Linebacker Brad Sherrod's career-high 16 tackles was the highlight of the afternoon for Duke. But most of his stops came in the secondary, after Virginia had gained over five yards.

"I think [Duke is] more physical on defense this year, I really do," UVa head coach George Welsh said. "We used to just knock 'em back and run over them for seven or 10 yards.

"We had to do some other things today, some finesse things. It wasn't a domination up front, as much as it had been."

It is not clear which game Welsh was watching. Virginia's band of superior athletes ran over and through Duke defenders for most of the afternoon. The Cavaliers averaged 6.5 yards per rush in the first half, breaking several runs for big gains.

It is of little consequence that the Duke defense played better in the second half. For all intents and purposes, the game was over when Virginia took a 28-0 lead into the locker room at the break.

The Blue Devils' embarrassment was complete and thorough. UVa's afternoon of finger-pointing added insult to Duke's injury.

When Cavalier quarterback Symmion Willis knocked Sean Thomas out of bounds following an interception, he then taunted Thomas as Thomas lay on his back on the Virginia sideline.

The Blue Devil bench charged across the field to defend its defensive back, and it took 10 minutes to separate the teams and sort out the mess.

The Duke players were right to help their teammate, but the move only brought the crowd into the game.

Two plays later, the Blue Devils were facing a third-and-57. It was, without a doubt, the low point of Wilson's tenure at Duke.

Not much remains, other than seven games. The prospects are not good for winning any of those contests, except for maybe Wake Forest and perhaps Maryland. Duke's trip to Tennessee next weekend feels like a hurricane in the Atlantic that is about to hit shore.

The Blue Devils are a team of quality individuals and superb student-athletes, but they simply were not ready to play football against Virginia. They didn't even belong on the same field.

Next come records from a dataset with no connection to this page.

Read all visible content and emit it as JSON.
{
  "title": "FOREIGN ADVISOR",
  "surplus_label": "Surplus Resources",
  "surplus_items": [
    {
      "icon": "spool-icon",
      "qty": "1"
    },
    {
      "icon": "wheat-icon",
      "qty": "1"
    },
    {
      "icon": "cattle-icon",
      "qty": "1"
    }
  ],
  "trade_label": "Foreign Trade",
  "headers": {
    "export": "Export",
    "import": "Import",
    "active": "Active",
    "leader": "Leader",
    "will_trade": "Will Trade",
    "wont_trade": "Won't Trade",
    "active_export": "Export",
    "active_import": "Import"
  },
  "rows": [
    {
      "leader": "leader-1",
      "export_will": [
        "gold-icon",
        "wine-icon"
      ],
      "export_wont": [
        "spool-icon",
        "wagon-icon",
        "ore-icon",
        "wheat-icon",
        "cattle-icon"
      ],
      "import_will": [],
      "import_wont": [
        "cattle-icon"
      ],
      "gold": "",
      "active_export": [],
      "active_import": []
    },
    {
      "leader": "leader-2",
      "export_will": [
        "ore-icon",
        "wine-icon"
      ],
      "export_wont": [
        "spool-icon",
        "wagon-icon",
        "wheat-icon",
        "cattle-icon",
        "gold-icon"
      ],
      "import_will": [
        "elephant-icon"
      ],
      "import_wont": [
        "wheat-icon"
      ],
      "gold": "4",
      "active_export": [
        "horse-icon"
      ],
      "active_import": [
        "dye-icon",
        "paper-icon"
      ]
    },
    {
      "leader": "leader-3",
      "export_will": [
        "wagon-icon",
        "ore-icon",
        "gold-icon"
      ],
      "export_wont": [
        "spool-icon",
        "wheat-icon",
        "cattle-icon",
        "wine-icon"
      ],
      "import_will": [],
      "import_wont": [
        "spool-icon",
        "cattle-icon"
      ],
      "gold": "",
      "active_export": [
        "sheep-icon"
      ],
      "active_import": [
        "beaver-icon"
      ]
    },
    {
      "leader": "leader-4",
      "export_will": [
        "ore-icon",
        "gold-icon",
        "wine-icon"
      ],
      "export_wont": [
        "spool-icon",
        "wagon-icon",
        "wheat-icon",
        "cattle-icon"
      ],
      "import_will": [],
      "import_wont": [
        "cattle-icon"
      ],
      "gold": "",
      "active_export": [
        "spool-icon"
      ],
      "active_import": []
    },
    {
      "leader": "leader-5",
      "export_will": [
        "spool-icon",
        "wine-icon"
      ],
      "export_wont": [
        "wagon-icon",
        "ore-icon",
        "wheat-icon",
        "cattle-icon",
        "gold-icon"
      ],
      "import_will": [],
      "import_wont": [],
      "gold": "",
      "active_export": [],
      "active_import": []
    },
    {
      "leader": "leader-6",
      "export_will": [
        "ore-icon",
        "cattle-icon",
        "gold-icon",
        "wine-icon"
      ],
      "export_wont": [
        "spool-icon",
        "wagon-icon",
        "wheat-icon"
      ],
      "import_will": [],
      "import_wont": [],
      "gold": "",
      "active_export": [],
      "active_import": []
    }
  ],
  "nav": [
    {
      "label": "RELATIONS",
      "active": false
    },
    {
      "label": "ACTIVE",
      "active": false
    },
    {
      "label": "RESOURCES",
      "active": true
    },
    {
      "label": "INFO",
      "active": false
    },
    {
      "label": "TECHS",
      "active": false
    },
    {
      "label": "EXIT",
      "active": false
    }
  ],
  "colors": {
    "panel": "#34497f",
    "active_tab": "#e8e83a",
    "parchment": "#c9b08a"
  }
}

"We're better than what we played today -- I promise you that," Sherrod said. "The blame comes back to the players. If you want to make a tackle, you're going to make a tackle. If you want to block, you're going to block. If you want to catch the ball, you're going to catch the ball. That's all it comes down to."

Duke football is not about winning national championships, dominating a schedule and sending illiterate athletes to the National Football League.

It is about providing an education and a great experience for 80 young men. It is about offering alumni and fans five or six Saturdays of family entertainment. And it is about putting a team on the field that can compete in the Atlantic Coast Conference.

Everyone -- from administrators like Athletic Director Tom Butters to coaches, players and fans -- expects these things. Right now, the Blue Devils are falling short of that third goal.